Inleiding: geen natuurwet
Wie naar de Wet van Archimedes, de Wet van Ohm of de wetten van de thermodynamica vraagt, zal bij velen nul op het rekest krijgen. Noem je daarentegen de Wet van Murphy, dan kun je waarschijnlijk op meer begrip rekenen. Ook de Wet van Godwin zal, zeker bij forumbezoekers, zonder veel problemen opgedreund worden. De Wet van Moore bevindt zich tussen beide categorieën in, want als je daarnaar vraagt, is de kans groot dat je verschillende interpretaties hoort. Desalniettemin is het een uitspraak die de technologiesector als geen ander heeft gevormd en voortgedreven.
De gevleugelde uitspraak van Gordon Moore is in de loop der tijd hier en daar wat getweakt en viert op 19 april zijn vijftigste verjaardag. Moore deed zijn voorspelling, want zo begon de Wet van Moore, toen hij nog niet bij Intel werkte. Drie jaar na de uitspraak richtte hij met zijn compagnon Robert Noyce het bedrijf NM Electronics op, wat later Intel zou worden.
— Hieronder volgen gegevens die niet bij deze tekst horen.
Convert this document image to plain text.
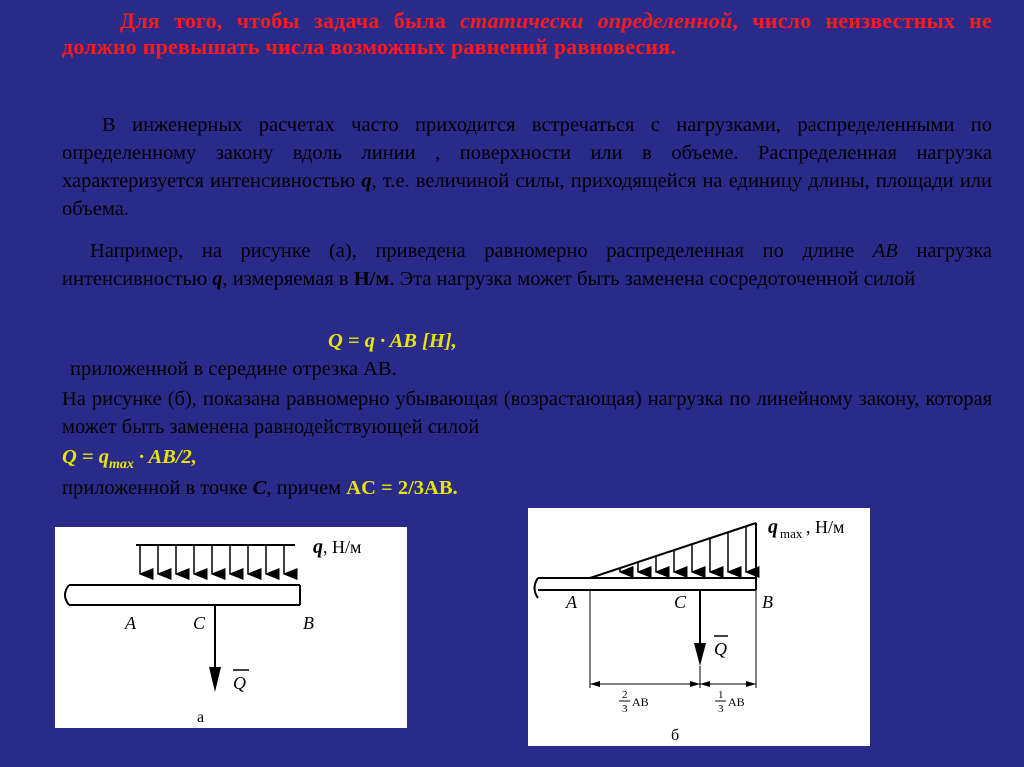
Для того, чтобы задача была статически определенной, число неизвестных не должно превышать числа возможных равнений равновесия.
В инженерных расчетах часто приходится встречаться с нагрузками, распределенными по определенному закону вдоль линии , поверхности или в объеме. Распределенная нагрузка характеризуется интенсивностью q, т.е. величиной силы, приходящейся на единицу длины, площади или объема.
Например, на рисунке (а), приведена равномерно распределенная по длине AB нагрузка интенсивностью q, измеряемая в Н/м. Эта нагрузка может быть заменена сосредоточенной силой
Q = q · AB [Н],
приложенной в середине отрезка AB.
На рисунке (б), показана равномерно убывающая (возрастающая) нагрузка по линейному закону, которая может быть заменена равнодействующей силой
$Q = q_{max} \cdot AB/2$,
приложенной в точке C, причем AC = 2/3AB.
q , Н/м
A	C	B
Q
а
q max , Н/м
A	C	B
Q
2
3 AB	1
3 AB
б
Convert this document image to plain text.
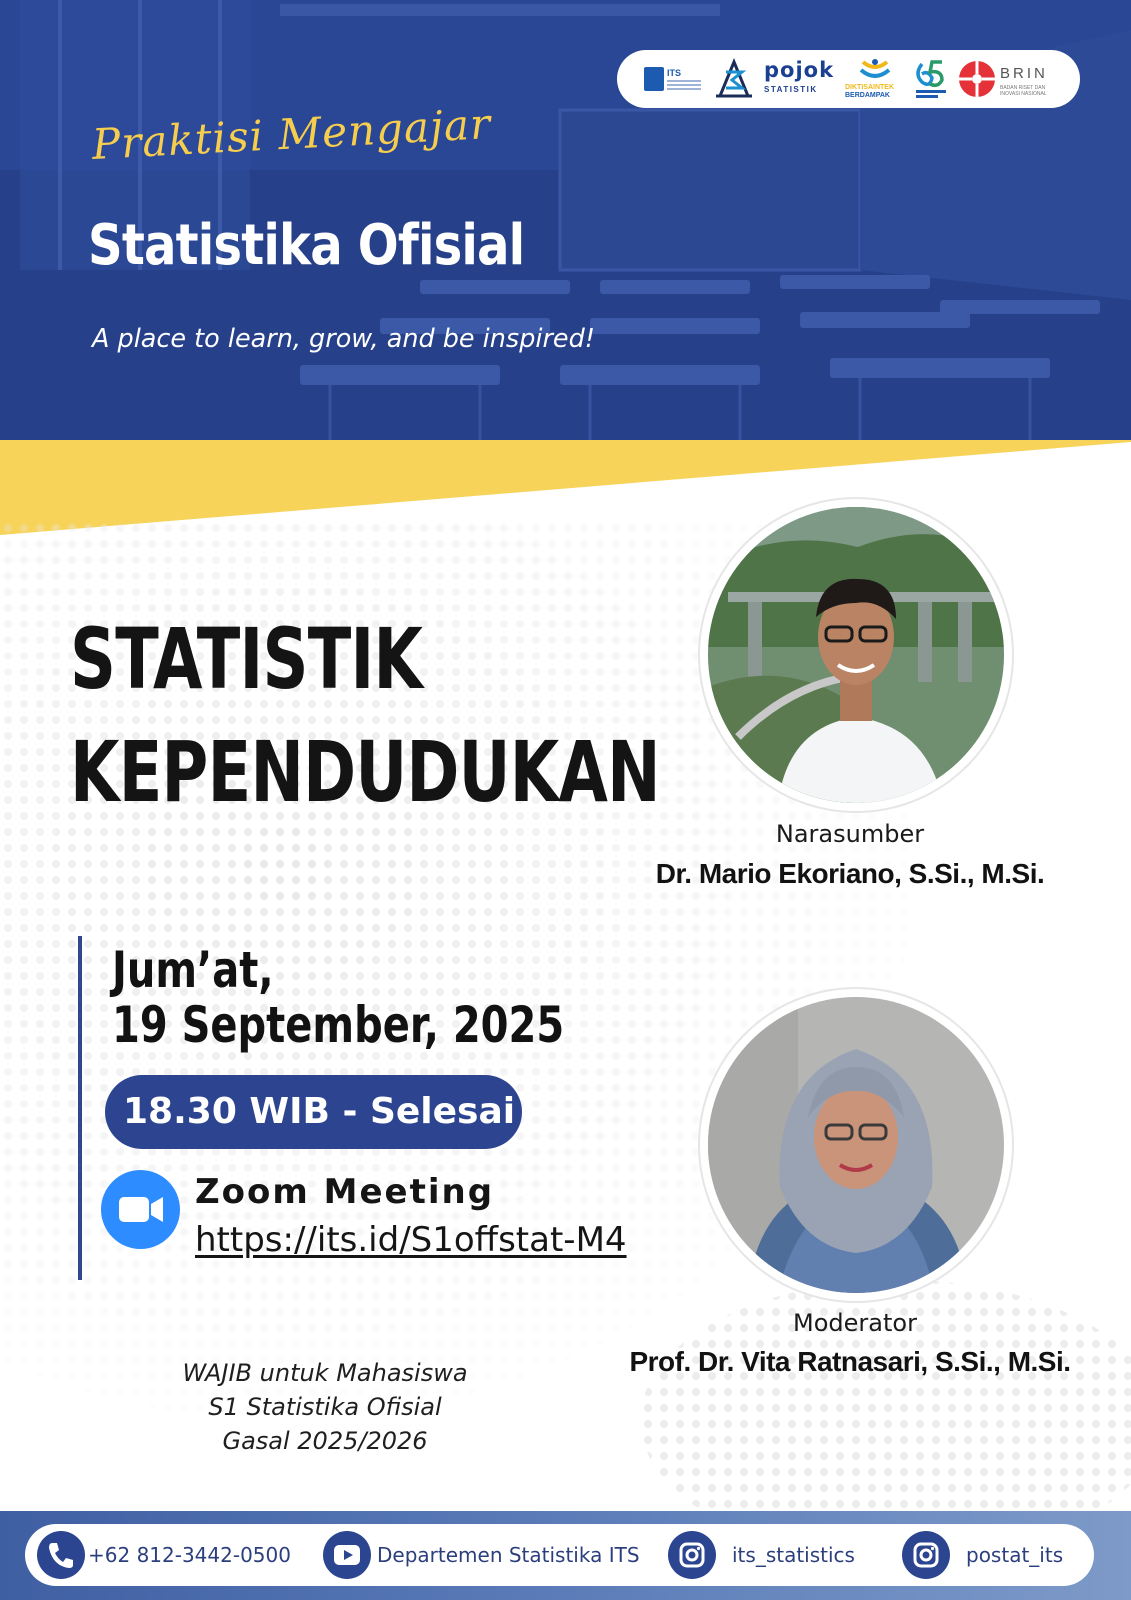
ITS	pojok
STATISTIK	DIKTISAINTEK
BERDAMPAK
BRIN
BADAN RISET DAN INOVASI NASIONAL
Praktisi Mengajar
Statistika Ofisial
A place to learn, grow, and be inspired!
STATISTIK
KEPENDUDUKAN
Narasumber
Dr. Mario Ekoriano, S.Si., M.Si.
Jum’at,
19 September, 2025
18.30 WIB - Selesai
Zoom Meeting
https://its.id/S1offstat-M4
Moderator
Prof. Dr. Vita Ratnasari, S.Si., M.Si.
WAJIB untuk Mahasiswa
S1 Statistika Ofisial
Gasal 2025/2026
+62 812-3442-0500	Departemen Statistika ITS	its_statistics	postat_its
De wet is inmiddels bijna synoniem voor de snelheid waarmee processors evolueren, maar is eigenlijk veel meer dan dat. De Wet van Moore gaat niet alleen op voor processors, maar ook voor veel andere technologische ontwikkelingen. Bovendien is het niet zozeer een beschrijvende wet, maar eerder een drijvende kracht die innovatie en vooruitgang al decennia lang stimuleert en uitdaagt de grenzen te verleggen. Ter gelegenheid van de vijftigste verjaardag van de Wet van Moore bekijken we welke invloed deze wet had op een halve eeuw technologische vooruitgang.
Geschiedenis: de beginjaren van de halfgeleiderindustrie
Wie is toch die Gordon Moore die zomaar een wet die al vijftig jaar standhoudt naar zich vernoemd kreeg?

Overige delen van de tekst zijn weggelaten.